Orpheus' 24khz snac codec is lossy which makes it difficult to use for zero-shot cloning as the reference audio gets degraded during tokenization. You can test this here: https://huggingface.co/spaces/Gapeleon/snac_test

But when finetuned on 50+ audio samples, it produces much cleaner 24khz audio than Llasa, and the snac model is much easier to run on consumer hardware than xcodec2 (87t/s for realtime speech, which can be achieved on an RTX3080 for example)

oezi•6mo ago
Do you happen to know why Orpheus and Llasa use Finetuning for voice cloning?
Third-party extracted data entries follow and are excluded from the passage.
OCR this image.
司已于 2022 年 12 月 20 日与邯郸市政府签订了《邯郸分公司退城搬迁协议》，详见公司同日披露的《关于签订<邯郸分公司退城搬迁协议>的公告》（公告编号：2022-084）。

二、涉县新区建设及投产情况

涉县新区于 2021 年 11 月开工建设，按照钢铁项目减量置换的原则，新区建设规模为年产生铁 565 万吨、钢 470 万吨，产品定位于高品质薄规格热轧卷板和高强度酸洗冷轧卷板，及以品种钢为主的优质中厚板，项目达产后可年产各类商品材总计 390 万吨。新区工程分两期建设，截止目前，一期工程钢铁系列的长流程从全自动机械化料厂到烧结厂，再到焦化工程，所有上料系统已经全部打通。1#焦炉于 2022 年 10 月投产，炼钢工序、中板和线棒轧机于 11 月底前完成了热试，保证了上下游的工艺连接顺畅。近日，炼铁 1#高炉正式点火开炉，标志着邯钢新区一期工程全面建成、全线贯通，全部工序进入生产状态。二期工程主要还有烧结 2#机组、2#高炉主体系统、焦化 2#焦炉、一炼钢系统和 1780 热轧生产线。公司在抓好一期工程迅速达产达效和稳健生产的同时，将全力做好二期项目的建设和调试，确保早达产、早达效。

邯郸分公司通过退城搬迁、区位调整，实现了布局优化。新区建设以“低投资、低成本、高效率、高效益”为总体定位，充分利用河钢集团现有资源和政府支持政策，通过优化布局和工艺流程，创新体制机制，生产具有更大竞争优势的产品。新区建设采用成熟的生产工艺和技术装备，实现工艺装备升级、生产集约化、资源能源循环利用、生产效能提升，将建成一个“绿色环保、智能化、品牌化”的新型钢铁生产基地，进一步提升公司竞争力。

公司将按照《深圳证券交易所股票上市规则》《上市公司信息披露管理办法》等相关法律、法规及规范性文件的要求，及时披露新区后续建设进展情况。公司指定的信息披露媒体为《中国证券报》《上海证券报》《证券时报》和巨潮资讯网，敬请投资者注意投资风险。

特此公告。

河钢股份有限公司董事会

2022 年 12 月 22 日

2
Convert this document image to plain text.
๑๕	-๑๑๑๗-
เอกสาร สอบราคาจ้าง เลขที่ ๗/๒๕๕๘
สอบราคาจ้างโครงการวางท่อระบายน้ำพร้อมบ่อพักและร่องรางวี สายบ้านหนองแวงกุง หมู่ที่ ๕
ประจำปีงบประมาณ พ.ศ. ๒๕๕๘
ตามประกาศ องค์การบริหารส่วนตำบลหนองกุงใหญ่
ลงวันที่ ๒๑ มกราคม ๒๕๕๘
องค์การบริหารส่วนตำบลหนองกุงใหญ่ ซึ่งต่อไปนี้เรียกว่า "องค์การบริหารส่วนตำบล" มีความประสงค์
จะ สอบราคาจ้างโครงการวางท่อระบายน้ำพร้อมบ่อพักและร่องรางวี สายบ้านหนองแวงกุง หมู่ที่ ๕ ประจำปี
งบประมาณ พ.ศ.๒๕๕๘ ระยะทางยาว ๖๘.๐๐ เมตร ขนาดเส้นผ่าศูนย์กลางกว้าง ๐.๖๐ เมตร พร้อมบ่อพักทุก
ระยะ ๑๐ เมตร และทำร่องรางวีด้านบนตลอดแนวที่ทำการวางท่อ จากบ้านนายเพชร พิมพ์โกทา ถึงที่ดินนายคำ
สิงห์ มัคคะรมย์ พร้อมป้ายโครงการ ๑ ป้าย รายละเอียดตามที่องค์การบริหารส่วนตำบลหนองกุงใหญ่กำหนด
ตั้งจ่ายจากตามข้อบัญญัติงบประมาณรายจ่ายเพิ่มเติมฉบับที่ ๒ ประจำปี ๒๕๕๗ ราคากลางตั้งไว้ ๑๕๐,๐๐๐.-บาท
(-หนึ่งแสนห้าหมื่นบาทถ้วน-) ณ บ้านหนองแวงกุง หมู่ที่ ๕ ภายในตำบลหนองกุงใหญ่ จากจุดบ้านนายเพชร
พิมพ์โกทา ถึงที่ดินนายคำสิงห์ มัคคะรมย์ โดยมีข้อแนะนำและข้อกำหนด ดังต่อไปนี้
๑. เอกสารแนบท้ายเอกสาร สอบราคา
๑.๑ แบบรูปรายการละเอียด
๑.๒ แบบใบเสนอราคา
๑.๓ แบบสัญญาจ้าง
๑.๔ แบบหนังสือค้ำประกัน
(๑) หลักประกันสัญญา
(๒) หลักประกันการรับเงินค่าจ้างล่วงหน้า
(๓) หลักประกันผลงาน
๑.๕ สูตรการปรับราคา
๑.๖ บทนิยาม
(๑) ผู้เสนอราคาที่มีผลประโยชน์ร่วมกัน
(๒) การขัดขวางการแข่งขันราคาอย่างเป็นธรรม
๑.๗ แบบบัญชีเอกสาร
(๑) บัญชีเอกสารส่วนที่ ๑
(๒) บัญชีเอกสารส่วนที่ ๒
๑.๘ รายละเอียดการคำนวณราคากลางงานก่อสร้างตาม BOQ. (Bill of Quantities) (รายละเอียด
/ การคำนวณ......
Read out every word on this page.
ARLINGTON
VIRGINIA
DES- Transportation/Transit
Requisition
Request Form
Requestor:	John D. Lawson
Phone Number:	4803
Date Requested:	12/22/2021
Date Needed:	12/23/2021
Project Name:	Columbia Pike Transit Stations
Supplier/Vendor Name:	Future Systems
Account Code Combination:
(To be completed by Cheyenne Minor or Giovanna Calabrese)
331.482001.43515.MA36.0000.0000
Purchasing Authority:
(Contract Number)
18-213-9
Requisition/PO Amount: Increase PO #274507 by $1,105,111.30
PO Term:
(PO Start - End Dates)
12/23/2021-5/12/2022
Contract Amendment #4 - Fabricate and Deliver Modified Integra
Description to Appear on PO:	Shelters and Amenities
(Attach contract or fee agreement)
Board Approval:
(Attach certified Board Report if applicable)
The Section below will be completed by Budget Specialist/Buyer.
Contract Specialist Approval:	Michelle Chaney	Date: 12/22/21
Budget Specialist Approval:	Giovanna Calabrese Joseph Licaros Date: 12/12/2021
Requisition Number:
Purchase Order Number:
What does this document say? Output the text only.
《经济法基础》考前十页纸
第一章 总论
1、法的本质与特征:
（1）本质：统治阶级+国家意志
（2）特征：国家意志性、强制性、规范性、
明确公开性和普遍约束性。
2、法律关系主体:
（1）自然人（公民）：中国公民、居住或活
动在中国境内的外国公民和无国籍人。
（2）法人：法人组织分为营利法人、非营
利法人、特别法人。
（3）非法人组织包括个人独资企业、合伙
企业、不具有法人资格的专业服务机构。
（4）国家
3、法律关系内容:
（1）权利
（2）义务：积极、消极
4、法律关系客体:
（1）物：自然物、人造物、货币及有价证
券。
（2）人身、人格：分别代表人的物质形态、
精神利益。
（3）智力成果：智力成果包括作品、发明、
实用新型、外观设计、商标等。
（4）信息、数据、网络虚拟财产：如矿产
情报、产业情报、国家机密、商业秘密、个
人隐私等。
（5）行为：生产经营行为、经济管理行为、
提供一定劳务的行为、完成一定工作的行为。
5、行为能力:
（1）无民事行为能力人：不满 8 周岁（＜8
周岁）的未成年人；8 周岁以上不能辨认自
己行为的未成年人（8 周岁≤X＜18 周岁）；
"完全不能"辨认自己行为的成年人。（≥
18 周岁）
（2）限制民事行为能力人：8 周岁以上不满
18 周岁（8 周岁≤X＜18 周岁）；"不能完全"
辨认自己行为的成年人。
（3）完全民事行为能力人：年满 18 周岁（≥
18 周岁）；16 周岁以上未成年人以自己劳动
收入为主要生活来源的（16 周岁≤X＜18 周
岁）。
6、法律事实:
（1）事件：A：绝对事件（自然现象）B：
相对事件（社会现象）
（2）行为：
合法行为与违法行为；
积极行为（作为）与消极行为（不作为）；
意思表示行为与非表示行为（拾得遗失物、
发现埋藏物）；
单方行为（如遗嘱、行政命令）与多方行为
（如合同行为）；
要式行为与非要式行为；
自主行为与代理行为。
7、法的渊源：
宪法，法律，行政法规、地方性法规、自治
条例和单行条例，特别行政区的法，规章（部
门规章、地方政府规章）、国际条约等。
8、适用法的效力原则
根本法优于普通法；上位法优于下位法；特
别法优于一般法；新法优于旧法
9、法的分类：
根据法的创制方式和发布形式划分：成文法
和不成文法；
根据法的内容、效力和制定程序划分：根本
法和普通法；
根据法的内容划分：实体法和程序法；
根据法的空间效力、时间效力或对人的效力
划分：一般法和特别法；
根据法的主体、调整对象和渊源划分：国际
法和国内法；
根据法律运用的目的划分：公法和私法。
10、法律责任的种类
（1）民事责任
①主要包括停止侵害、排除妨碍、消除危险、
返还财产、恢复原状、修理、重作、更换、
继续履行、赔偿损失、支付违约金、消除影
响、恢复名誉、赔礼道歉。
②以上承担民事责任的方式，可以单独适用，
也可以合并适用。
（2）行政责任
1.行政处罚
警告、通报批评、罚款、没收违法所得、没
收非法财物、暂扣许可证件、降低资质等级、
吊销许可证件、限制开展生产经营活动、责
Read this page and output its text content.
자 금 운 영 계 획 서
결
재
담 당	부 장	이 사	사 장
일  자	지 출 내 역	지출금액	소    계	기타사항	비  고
Zonos uses 128-float embeddings for voices and it seems so much nicer. Because you can just mix and match voices without changing the model.

thot_experiment•6mo ago
No, you just condition it with text-voice token pairs and then when conditioning further inference w/ text the voice tokens tend to match the pairs further up in the context.
oezi•6mo ago
Isn't xcodec2 also lossy? I thought it is also just another neural codec (50 tok/s, single codebook).

What are people using to upsampling back to 44,1 or 48 khz? Anything fancy?

woodson•6mo ago
They’re both lossy. They use a VAE-VQ type architecture trained with a combination of losses/discriminators. The differences are mainly the encoder/decoder architecture, the type of bottleneck quantization (RVQ, FSQ, etc.) and of course the training data.